一章 5

 トラヴァリア王国王都、アインドルフ邸。

 歴代当主の意向により、あまり派手な装飾等はない。しかし、見るものが見ればさりげない心遣いや品の良さを感じさせる設計であり、建築材も上質なものがふんだんに使用されている。公爵家としての権威を充分に感じ取れた。

 執務室は日当たり良好で、窓を覗けば鮮やかな花々が咲き誇る庭園が見渡せる。

 冷めつつある紅茶で口を湿らせる。

 先日娘を招き入れたときよりも少なくなった書類に目を通しながら、ルーカスはひとり嘆息していた。


「今回お伝えするのは、比較的単純で手間がかからず、かつ失敗したときのデメリットが少ないものです」

 うがい、手洗い、そして手指の消毒。

 シャルロットが提案したのはこの三つのみである。

 どうやら細菌やウイルスは手などを経由して口から体内に侵入することが非常に多いらしく、この三つを徹底することで予防として大きな効果があるとのことだ。

「抗生物質やワクチンがあれば併用したいところですが、流石にそこまで高望みはできませんから——ひとまずはこの三つを徹底すべきです」

 あまりに簡単で単純な内容にルーカスは最初、やはり信じられなかった。

 だが、うがい手洗いに関しては庶民でも負担がほぼなく実行可能であり、手指の消毒に関しても酒を少し加工することで左程手間もかけずに消毒液を作成することができた。

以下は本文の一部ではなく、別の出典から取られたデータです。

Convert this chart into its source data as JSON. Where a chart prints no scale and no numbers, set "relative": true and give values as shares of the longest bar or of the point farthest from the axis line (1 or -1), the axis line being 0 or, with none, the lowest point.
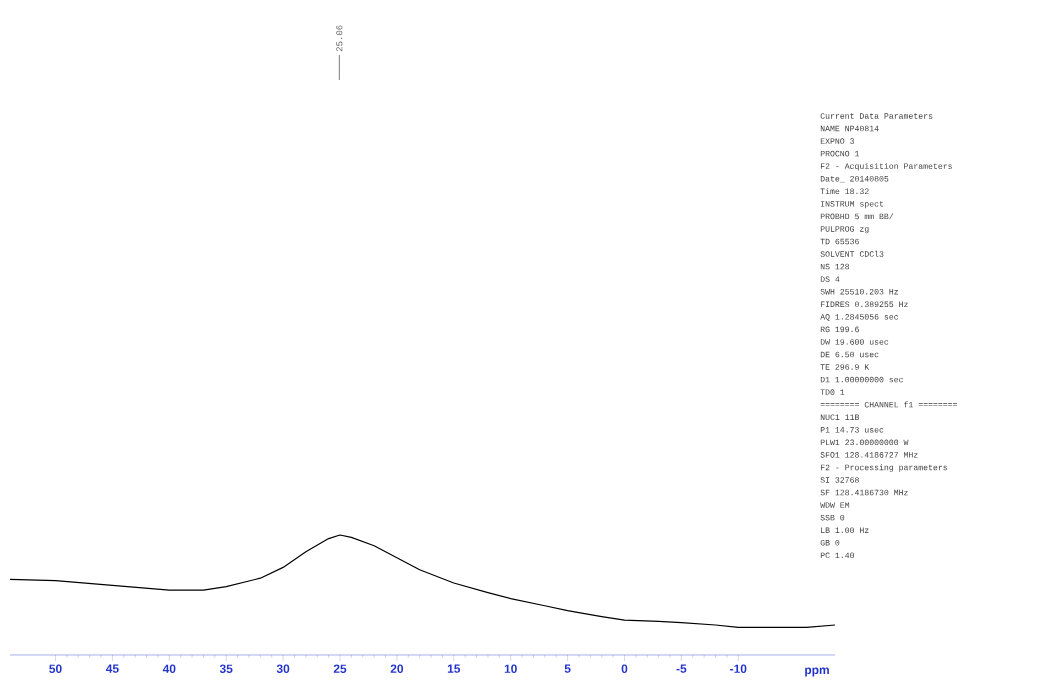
{
  "chart_data": {
    "type": "line",
    "relative": true,
    "xlabel": "ppm",
    "x": [
      54,
      50,
      45,
      40,
      37,
      35,
      32,
      30,
      28,
      26,
      25,
      24,
      22,
      20,
      18,
      15,
      12,
      10,
      7,
      5,
      2,
      0,
      -3,
      -5,
      -8,
      -10,
      -13,
      -16,
      -18.5
    ],
    "series": [
      {
        "color": "#000000",
        "values": [
          0.63,
          0.62,
          0.58,
          0.54,
          0.54,
          0.57,
          0.64,
          0.73,
          0.86,
          0.97,
          1,
          0.98,
          0.91,
          0.81,
          0.71,
          0.6,
          0.52,
          0.47,
          0.41,
          0.37,
          0.32,
          0.29,
          0.28,
          0.27,
          0.25,
          0.23,
          0.23,
          0.23,
          0.25
        ]
      }
    ],
    "xlim": [
      54,
      -18.5
    ],
    "xticks": [
      50,
      45,
      40,
      35,
      30,
      25,
      20,
      15,
      10,
      5,
      0,
      -5,
      -10
    ],
    "grid": false,
    "marker": "none",
    "line_style": "solid",
    "ref_lines": [
      {
        "axis": "x",
        "value": 25.06,
        "label": "25.06"
      }
    ],
    "annotations": [
      "Current Data Parameters",
      "NAME NP40814",
      "EXPNO 3",
      "PROCNO 1",
      "F2 - Acquisition Parameters",
      "Date_ 20140805",
      "Time 18.32",
      "INSTRUM spect",
      "PROBHD 5 mm BB/",
      "PULPROG zg",
      "TD 65536",
      "SOLVENT CDCl3",
      "NS 128",
      "DS 4",
      "SWH 25510.203 Hz",
      "FIDRES 0.389255 Hz",
      "AQ 1.2845056 sec",
      "RG 199.6",
      "DW 19.600 usec",
      "DE 6.50 usec",
      "TE 296.9 K",
      "D1 1.00000000 sec",
      "TD0 1",
      "======== CHANNEL f1 ========",
      "NUC1 11B",
      "P1 14.73 usec",
      "PLW1 23.00000000 W",
      "SFO1 128.4186727 MHz",
      "F2 - Processing parameters",
      "SI 32768",
      "SF 128.4186730 MHz",
      "WDW EM",
      "SSB 0",
      "LB 1.00 Hz",
      "GB 0",
      "PC 1.40"
    ]
  }
}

 半信半疑ながらもルーカスは国王にも働きかけ、うがい手洗いを徹底することを庶民に至るまで呼びかけた。合わせて作成した消毒液を重要な施設に提供し、手洗い後に使用するようにも指示を出した。


 そしてひと月。

 流行り病に関する資料を見て、ルーカスは瞠目した。


 明らかに流行り病に罹る人数が減っていた。

 もちろんゼロにはなっていない。けれども、間違いなく減少し続けていた。

 特に消毒液を提供した施設では新たな感染者がほぼ発生していない。王宮宛に感謝の文が届いたほどである。


 これが『医学』か。

 ルーカスは熱心に資料の検分を続ける。

 シャルロットが言うには、これでも対策は半分にも満たないらしい。今のトラヴァリア王国の技術では、できないことも多いそうだ。

 この世界では、治療といえば治癒魔法だ。市井では治癒魔法を受けられないものが薬草の類を利用することはあれども、効果がはっきりとしない民間療法に近い。王宮としての研究はもっぱら魔法を使用しての治癒だった。

 そんな中、シャルロットが提案したのは、魔法にも薬草にも頼らない未知の方法だった。そしてそれは確実に効果を発揮した——彼女の知る術の半分ほども実施していないというのに。